Warren, Wyden, Brown Probe Private Equity Ownership of Kindred at Home
Letter to Kindred at Home Highlights Rapid Growth and Lower Quality of For-Profit Hospice Companies
Washington, D.C. – United States Senators Elizabeth Warren (D-Mass.), Ron Wyden (D-Ore.), and Sherrod Brown (D-Ohio) launched an investigation into private equity ownership of for-profit hospice companies and subsequent reductions in the quality of care. The investigation centers on Kindred at Home and the period where the company was purchased and owned by Humana and two private equity firms, TPG Capital and Welsh, Carson, Anderson & Stowe.
“We are concerned that when applied to hospice care, the private equity model of generating profit on a rapid turnaround can occur at the expense of dying patients and their families,” the senators wrote. “Since its inception as a small volunteer-run movement in the 1960s, the hospice industry has transformed into a $20 billion industry with a marked increase in for-profit ownership.”
The lawmakers continued: “Evidence suggests that care quality is lower in for-profit hospice companies, making these ownership trends in the hospice industry a cause for concern.”
In 2017, more than two-thirds of hospice providers were for-profit, compared with less than a third in 2000. According to the Medicare Payment Advisory Commission (MedPAC), “the number of hospices doubled from about 2,300 to nearly 4,500 from 2000 through 2017, and for-profit hospices accounted for the entirety of the net increase during that time period.”
A recent report from the Government Accountability Office (GAO) found that hospices with the lowest quality scores are most likely to be for-profit. For-profit hospices are more likely than their non-profit counterparts to have low rates of home visits in the last days of life and high rates of live discharge from hospice, both important quality measures. GAO found that non-profit hospices had slightly higher percentages of white beneficiaries, and for-profit hospices had a greater proportion of patients enrolled in both Medicare and Medicaid, indicating that for-profit hospices are more likely to serve patients of color and low-income patients.
The letter requests data on a range of quality indicators at Kindred at Home over time, and information about private equity ownership and activities between 2017 and 2021, when the company was purchased and owned by Humana and two private equity firms, TPG Capital and Welsh, Carson, Anderson & Stowe. The senators have requested responses no later than September 3, 2021.
Senator Warren has conducted a series of investigations into private equity abuses in health care and other industries throughout her time in the Senate.
At a Senate Banking, Housing, and Urban Affairs Committee nomination hearing and during an exchange with Senator Warren, a Department of Housing and Urban Development (HUD) nominee committed to consider changes that facilitate sales of distressed homes to homeowners, not private equity firms.
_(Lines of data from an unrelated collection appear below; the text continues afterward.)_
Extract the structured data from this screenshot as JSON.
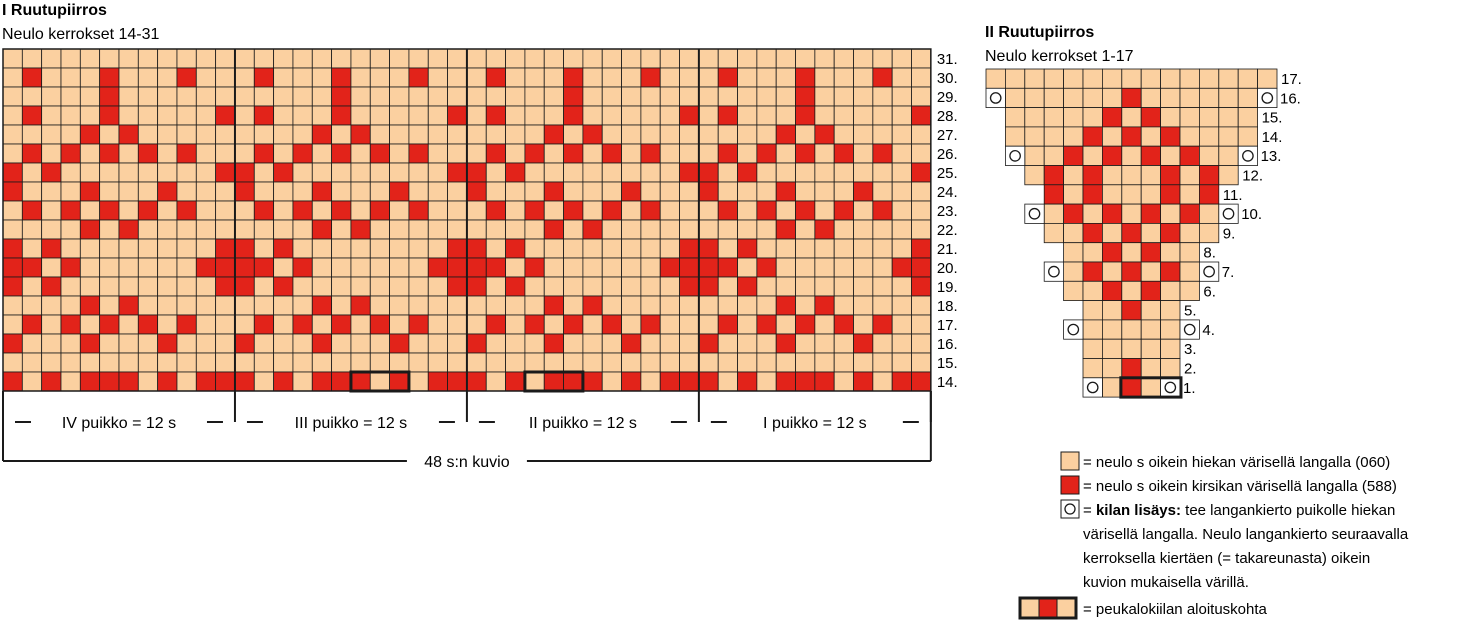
{
  "chart1": {
    "title": "I Ruutupiirros",
    "subtitle": "Neulo kerrokset 14-31",
    "rows": [
      "000000000000000000000000000000000000000000000000",
      "010001000100010001000100010001000100010001000100",
      "000001000000000001000000000001000000000001000000",
      "010001000001010001000001010001000001010001000001",
      "000010100000000010100000000010100000000010100000",
      "010101010100010101010100010101010100010101010100",
      "101000000001101000000001101000000001101000000001",
      "100010001000100010001000100010001000100010001000",
      "010101010100010101010100010101010100010101010100",
      "000010100000000010100000000010100000000010100000",
      "101000000001101000000001101000000001101000000001",
      "110100000011110100000011110100000011110100000011",
      "101000000001101000000001101000000001101000000001",
      "000010100000000010100000000010100000000010100000",
      "010101010100010101010100010101010100010101010100",
      "100010001000100010001000100010001000100010001000",
      "000000000000000000000000000000000000000000000000",
      "101011101011101011101011101011101011101011101011"
    ],
    "row_labels": [
      "31.",
      "30.",
      "29.",
      "28.",
      "27.",
      "26.",
      "25.",
      "24.",
      "23.",
      "22.",
      "21.",
      "20.",
      "19.",
      "18.",
      "17.",
      "16.",
      "15.",
      "14."
    ],
    "needles": [
      "IV puikko = 12 s",
      "III puikko = 12 s",
      "II puikko = 12 s",
      "I puikko = 12 s"
    ],
    "total_label": "48 s:n kuvio",
    "thumb_boxes": [
      [
        18,
        3
      ],
      [
        27,
        3
      ]
    ]
  },
  "chart2": {
    "title": "II Ruutupiirros",
    "subtitle": "Neulo kerrokset 1-17",
    "rows": [
      {
        "s": 0,
        "e": 14,
        "c": "000000000000000",
        "label": "17.",
        "yo": false
      },
      {
        "s": 1,
        "e": 13,
        "c": "0000001000000",
        "label": "16.",
        "yo": true
      },
      {
        "s": 1,
        "e": 13,
        "c": "0000010100000",
        "label": "15.",
        "yo": false
      },
      {
        "s": 1,
        "e": 13,
        "c": "0000101010000",
        "label": "14.",
        "yo": false
      },
      {
        "s": 2,
        "e": 12,
        "c": "00101010100",
        "label": "13.",
        "yo": true
      },
      {
        "s": 2,
        "e": 12,
        "c": "01010001010",
        "label": "12.",
        "yo": false
      },
      {
        "s": 3,
        "e": 11,
        "c": "101000101",
        "label": "11.",
        "yo": false
      },
      {
        "s": 3,
        "e": 11,
        "c": "010101010",
        "label": "10.",
        "yo": true
      },
      {
        "s": 3,
        "e": 11,
        "c": "001010100",
        "label": "9.",
        "yo": false
      },
      {
        "s": 4,
        "e": 10,
        "c": "0010100",
        "label": "8.",
        "yo": false
      },
      {
        "s": 4,
        "e": 10,
        "c": "0101010",
        "label": "7.",
        "yo": true
      },
      {
        "s": 4,
        "e": 10,
        "c": "0010100",
        "label": "6.",
        "yo": false
      },
      {
        "s": 5,
        "e": 9,
        "c": "00100",
        "label": "5.",
        "yo": false
      },
      {
        "s": 5,
        "e": 9,
        "c": "00000",
        "label": "4.",
        "yo": true
      },
      {
        "s": 5,
        "e": 9,
        "c": "00000",
        "label": "3.",
        "yo": false
      },
      {
        "s": 5,
        "e": 9,
        "c": "00100",
        "label": "2.",
        "yo": false
      },
      {
        "s": 6,
        "e": 8,
        "c": "010",
        "label": "1.",
        "yo": true
      }
    ]
  },
  "colors": {
    "sand": "#fbd0a0",
    "cherry": "#e2231a",
    "line": "#1a1a1a"
  },
  "legend": {
    "sand": "= neulo s oikein hiekan värisellä langalla (060)",
    "cherry": "= neulo s oikein kirsikan värisellä langalla (588)",
    "inc_bold": "kilan lisäys:",
    "inc_prefix": "= ",
    "inc_line1": " tee langankierto puikolle hiekan",
    "inc_line2": "värisellä langalla. Neulo langankierto seuraavalla",
    "inc_line3": "kerroksella kiertäen (= takareunasta) oikein",
    "inc_line4": "kuvion mukaisella värillä.",
    "thumb": "= peukalokiilan aloituskohta"
  }
}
Senators Warren, Sherrod Brown (D-Ohio), and Bernie Sanders (I-Vt.) applauded a Government Accountability Office (GAO) for agreeing to their request to investigate the operations of commercial Institutional Review Boards (IRBs), the private, for-profit entities that approve drug research and other studies involving human subjects.
Senators Warren, Brown and Tammy Baldwin (D-Wis.), along with Representatives Mark Pocan (D-Wis.), and Pramila Jayapal (D-Wash.), introduced the Stop Wall Street Looting Act, a comprehensive bill to fundamentally reform the private equity industry and level the playing field by forcing private equity firms to take responsibility for the outcomes of companies they take over, empowering workers, and protecting investors.
In November 2019, Senators Warren, Brown, and Representative Pocan wrote to four private equity firms that currently invest or have recently invested in companies providing nursing home care and other long-term care services, citing reports that show private equity investment has played a role in the declining quality of care in nursing homes and requesting information about each firms' management of this sector.
Senator Warren, Representatives Pocan, and Lloyd Doggett (D-Texas) wrote to five private equity firms with investments and physician staffing and emergency transport companies, questioning the role these companies play in patients receiving exorbitant surprise bills for out-of-network medical treatment.